How Do Social Marketers Comprehend Cool?
Not every social marketer has Florida’s tobacco settlement to spend on their intervention, but this does not mean that cool cannot be used and, as for the ‘truth’ campaign, must be based upon careful market research.
Coolhunters are expensive, but most social marketers do not need to know the latest trend or the next big thing. They do need to understand their target market, whether that is teenagers or older generations, and to ensure interventions are rooted in consumers’ real lives: if cool is important to the target consumers, the intervention must be compatible with that. Research is becoming ever more imaginative and diverse and techniques such ethnography, small panels, immersion hikes, ‘up to fives’ and room shopping are suggested by Smith (2006) in a social marketing context, as are more traditional one-to-one interviews. Smith questions the value of focus groups because of the impact of peer influence; however this may offer valuable insight into the socially mediated concept of cool. New media also provide new opportunities such as online forums and the development of innovative interactions through social networking sites.
Supporting agencies can also be selected to contribute to understanding of the target market. The social marketers behind the ‘truth” campaign chose to use an agency with a strong history of successful youth targeted launches such as Sega and Vans, rather than a social marketing agency.
As Smith (2006) reminds us, teenagers are as diverse a group as any, and careful segmentation and targeting, based upon reliable research, is essential in order to develop effective interventions. Each teenage tribe will have its own idea of what is, what is not cool. Understanding the wider social landscapes of young people is essential, as they have bigger concerns than the health issues associated with their behaviours, and understanding how cool affects them is a crucial element of this.

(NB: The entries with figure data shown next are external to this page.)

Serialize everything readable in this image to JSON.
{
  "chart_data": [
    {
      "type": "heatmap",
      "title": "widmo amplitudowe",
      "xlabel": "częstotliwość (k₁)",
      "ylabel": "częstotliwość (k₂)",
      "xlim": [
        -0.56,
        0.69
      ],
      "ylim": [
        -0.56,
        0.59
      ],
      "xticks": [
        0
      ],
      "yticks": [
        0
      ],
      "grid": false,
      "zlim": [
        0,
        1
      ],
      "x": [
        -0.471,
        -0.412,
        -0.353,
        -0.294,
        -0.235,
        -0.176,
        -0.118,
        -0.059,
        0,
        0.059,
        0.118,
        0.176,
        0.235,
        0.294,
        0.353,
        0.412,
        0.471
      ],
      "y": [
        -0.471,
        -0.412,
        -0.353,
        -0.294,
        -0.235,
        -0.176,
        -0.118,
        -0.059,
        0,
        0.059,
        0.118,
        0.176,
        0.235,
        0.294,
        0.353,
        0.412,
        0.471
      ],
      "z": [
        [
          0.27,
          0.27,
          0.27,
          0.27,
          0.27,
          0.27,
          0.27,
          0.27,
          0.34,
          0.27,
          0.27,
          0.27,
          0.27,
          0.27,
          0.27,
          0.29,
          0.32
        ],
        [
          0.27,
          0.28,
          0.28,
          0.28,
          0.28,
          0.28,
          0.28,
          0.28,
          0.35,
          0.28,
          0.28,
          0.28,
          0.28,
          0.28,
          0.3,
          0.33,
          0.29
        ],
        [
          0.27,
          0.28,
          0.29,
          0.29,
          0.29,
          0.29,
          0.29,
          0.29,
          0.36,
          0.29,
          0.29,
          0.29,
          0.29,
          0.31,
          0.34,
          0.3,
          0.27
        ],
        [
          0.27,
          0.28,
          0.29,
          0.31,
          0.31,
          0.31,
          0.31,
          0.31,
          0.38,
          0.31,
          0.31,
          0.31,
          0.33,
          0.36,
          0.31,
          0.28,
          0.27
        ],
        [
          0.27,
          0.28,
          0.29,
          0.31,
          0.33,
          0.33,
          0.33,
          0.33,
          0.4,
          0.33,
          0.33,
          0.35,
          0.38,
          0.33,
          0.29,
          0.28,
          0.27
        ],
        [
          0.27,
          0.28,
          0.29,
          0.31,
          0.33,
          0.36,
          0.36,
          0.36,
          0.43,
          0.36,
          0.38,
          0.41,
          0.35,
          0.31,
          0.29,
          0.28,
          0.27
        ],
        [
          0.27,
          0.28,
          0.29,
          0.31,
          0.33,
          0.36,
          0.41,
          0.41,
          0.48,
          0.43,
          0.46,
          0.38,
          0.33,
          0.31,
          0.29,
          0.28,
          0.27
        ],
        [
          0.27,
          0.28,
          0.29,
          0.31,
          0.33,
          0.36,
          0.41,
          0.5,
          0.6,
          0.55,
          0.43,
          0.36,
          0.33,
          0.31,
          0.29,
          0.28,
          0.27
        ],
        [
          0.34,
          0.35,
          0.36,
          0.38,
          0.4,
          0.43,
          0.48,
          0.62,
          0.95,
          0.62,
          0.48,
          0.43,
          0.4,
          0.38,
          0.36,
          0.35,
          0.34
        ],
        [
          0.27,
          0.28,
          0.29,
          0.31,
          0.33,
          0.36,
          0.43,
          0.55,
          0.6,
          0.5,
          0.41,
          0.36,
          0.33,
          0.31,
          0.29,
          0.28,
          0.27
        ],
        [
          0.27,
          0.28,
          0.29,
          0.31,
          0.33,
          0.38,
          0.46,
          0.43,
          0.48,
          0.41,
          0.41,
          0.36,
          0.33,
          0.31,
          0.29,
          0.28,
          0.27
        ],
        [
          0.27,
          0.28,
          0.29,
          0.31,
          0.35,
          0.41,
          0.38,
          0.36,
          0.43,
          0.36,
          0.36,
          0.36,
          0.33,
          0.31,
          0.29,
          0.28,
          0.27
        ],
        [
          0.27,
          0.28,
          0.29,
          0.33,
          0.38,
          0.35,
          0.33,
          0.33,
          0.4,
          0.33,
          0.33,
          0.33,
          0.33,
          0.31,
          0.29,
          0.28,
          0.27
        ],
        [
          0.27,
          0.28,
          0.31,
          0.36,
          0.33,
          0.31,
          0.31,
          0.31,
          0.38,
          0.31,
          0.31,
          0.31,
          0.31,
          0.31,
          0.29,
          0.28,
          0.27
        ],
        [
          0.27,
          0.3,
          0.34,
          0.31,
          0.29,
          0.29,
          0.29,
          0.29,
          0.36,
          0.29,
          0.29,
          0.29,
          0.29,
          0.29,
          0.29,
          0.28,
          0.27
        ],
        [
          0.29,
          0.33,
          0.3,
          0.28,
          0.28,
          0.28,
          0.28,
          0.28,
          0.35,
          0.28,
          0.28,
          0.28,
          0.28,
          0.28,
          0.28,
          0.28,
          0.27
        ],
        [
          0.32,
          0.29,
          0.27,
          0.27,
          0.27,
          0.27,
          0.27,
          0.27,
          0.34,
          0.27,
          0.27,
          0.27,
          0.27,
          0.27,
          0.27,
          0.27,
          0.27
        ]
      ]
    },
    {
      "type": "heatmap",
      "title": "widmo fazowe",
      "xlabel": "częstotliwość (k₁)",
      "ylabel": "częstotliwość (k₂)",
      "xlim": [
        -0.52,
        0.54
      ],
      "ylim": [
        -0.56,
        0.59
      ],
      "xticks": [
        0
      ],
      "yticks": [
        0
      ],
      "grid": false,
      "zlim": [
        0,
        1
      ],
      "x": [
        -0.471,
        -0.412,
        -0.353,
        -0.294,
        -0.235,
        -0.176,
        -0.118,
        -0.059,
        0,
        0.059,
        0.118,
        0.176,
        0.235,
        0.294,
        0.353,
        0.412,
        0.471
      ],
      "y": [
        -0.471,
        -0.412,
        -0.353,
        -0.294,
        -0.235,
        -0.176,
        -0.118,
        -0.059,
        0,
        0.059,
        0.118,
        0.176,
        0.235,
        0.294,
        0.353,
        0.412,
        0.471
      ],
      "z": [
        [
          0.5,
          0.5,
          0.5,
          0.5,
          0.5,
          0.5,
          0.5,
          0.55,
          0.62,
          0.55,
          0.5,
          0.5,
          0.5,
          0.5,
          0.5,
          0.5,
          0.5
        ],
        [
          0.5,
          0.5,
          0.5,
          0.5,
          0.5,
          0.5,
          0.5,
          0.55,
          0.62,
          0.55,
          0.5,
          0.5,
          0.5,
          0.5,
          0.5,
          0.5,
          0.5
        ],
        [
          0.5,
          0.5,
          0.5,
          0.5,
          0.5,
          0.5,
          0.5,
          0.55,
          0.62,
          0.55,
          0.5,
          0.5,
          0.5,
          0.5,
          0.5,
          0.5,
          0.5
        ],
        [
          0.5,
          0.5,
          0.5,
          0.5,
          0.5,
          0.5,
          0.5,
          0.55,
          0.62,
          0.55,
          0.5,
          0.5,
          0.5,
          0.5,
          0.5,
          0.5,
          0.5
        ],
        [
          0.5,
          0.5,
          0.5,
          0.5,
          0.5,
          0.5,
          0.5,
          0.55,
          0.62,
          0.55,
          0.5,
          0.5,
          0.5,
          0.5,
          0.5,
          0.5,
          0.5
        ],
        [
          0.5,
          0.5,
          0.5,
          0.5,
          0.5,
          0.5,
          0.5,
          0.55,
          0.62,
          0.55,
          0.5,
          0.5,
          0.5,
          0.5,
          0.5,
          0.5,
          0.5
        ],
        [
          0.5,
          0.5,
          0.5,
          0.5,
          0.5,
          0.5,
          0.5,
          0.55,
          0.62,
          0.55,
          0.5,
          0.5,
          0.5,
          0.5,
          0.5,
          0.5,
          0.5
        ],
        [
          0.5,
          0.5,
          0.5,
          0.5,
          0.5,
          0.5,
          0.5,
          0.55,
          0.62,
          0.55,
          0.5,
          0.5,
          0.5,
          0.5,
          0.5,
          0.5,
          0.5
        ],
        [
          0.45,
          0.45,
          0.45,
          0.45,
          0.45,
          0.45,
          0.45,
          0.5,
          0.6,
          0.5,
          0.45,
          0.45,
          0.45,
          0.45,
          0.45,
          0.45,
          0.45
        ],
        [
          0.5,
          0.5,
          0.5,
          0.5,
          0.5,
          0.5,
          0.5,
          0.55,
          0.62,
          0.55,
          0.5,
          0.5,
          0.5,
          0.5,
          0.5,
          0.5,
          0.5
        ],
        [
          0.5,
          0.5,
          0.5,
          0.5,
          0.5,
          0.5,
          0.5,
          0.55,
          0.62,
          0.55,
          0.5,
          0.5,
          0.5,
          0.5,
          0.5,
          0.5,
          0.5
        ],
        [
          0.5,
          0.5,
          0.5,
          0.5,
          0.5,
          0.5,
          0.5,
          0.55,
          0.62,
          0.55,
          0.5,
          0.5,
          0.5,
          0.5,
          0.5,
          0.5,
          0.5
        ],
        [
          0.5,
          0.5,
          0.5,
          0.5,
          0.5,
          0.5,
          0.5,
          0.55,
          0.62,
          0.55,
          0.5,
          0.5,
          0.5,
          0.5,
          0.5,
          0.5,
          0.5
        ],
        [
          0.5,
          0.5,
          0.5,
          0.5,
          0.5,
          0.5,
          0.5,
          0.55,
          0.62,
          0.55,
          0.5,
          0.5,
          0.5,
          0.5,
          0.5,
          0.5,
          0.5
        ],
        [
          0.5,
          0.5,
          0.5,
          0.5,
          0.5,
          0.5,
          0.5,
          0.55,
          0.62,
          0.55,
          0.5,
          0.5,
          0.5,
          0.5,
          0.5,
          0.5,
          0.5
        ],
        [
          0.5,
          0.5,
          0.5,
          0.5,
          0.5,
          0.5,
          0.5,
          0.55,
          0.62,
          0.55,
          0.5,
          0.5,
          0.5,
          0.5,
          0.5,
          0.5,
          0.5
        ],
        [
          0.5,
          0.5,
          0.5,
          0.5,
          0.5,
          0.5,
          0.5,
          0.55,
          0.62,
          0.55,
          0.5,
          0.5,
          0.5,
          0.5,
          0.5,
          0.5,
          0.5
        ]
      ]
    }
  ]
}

In our view, the best way for social marketers to use cool is not to try too hard to be what they cannot be. Social marketers can distinguish themselves from traditional health education patronage not by trying to ‘get down with the kids’ but by offering eye-catching yet thoughtful alternatives to (damaging) behaviours. One approach seems to be based on highlighting social rather than physical danger, but contexts will vary depending on the cause. Copying the devil’s tunes may be too simplistic: the meaning of cool for social marketers may be to compose songs that our audiences are happy to sing along to.